次日,一向散漫自在惯了的天一宗弟子,皆接到了诸峰首座的严令,无首座之命,不得离开本峰,不得与外峰弟子互通消息,一经发现,即刻送往融冰峰思过。
天一宗素来宗规松散,对待弟子并不严苛,只要不触犯宗规中的那几条铁律,平日里的小打小闹,执法堂与各峰首座皆是睁一只眼闭一只眼,随他们肆意而为了,故而宗门内上下弟子皆过得极为逍遥自在,今日此消息一出,一时间人心惶惶,揣测不安,明面儿上无一人敢随意打听甚么隐秘,可暗地里却是流言四起,传的玄之又玄。

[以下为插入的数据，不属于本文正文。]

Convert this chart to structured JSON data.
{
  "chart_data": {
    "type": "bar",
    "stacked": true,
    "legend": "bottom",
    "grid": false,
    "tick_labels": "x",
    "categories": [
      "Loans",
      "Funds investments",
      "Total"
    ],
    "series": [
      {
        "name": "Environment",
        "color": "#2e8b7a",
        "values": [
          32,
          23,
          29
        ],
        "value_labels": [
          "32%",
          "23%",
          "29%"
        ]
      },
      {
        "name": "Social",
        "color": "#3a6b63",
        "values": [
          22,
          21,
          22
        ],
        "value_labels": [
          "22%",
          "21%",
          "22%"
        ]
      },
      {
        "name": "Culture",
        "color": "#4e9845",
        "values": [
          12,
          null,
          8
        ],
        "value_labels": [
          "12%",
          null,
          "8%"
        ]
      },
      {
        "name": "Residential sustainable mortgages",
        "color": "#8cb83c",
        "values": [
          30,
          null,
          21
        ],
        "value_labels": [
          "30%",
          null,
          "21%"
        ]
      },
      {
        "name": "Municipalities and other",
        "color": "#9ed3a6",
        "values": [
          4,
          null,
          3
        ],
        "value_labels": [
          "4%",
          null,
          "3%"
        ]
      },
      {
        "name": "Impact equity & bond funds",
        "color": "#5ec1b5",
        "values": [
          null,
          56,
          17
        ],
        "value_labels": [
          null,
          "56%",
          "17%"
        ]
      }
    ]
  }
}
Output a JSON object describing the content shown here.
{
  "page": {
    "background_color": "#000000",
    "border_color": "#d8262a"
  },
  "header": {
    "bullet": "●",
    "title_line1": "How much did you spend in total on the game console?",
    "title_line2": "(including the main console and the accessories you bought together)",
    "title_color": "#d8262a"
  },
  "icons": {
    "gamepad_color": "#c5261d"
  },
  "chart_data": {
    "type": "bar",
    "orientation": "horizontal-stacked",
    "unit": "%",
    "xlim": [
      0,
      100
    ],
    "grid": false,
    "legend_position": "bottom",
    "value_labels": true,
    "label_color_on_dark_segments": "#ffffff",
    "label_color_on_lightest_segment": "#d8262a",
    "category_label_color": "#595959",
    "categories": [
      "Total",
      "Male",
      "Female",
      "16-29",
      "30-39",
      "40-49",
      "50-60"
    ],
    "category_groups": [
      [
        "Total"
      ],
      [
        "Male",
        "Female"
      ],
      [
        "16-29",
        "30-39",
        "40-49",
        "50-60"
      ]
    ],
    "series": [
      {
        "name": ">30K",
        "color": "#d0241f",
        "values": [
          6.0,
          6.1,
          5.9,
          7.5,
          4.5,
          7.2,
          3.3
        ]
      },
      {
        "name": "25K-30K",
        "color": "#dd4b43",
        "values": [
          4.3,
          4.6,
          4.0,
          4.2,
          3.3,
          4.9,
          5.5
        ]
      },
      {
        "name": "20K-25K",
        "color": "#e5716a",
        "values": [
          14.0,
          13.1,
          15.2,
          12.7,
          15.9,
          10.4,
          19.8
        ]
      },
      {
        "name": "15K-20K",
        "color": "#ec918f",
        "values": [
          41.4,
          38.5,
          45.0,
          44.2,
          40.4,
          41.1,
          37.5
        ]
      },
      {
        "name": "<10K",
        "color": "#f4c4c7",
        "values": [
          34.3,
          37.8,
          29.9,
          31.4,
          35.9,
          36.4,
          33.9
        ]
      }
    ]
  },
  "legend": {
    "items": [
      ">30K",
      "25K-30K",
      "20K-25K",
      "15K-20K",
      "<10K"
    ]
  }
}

这流言直指太乙峰,说是少主江蓠抢了个姑娘回来,要霸占了她,可她不依,拼死逃了出来,逃到天一殿外便下落不明了。
这流言传的言辞凿凿,更有好事者,有事无事便在天一殿前踟蹰,想要从坍塌的红珊瑚灯座中,找到一丝姑娘的头发,以便证实这流言乃是确凿无疑的事实,自己从而成为流言的终结者。
数日后,流言终于得到了证实,少主江蓠的确抓了个女子回来,这女子是垂角峰的弟子,名叫细辛,入门十年,是垂角峰的首座丁子香座下的四弟子,容貌寻常,修为亦寻常,素来在宗内并不引人注目,可在天一殿内将她抓获,她竟是潜入天一宗的圣魔宗内奸,且从她身上搜出了太白山护山阵法图,如今她已然被关在了融冰峰刑堂的死牢中,除了少主江蓠,无一人能够靠近。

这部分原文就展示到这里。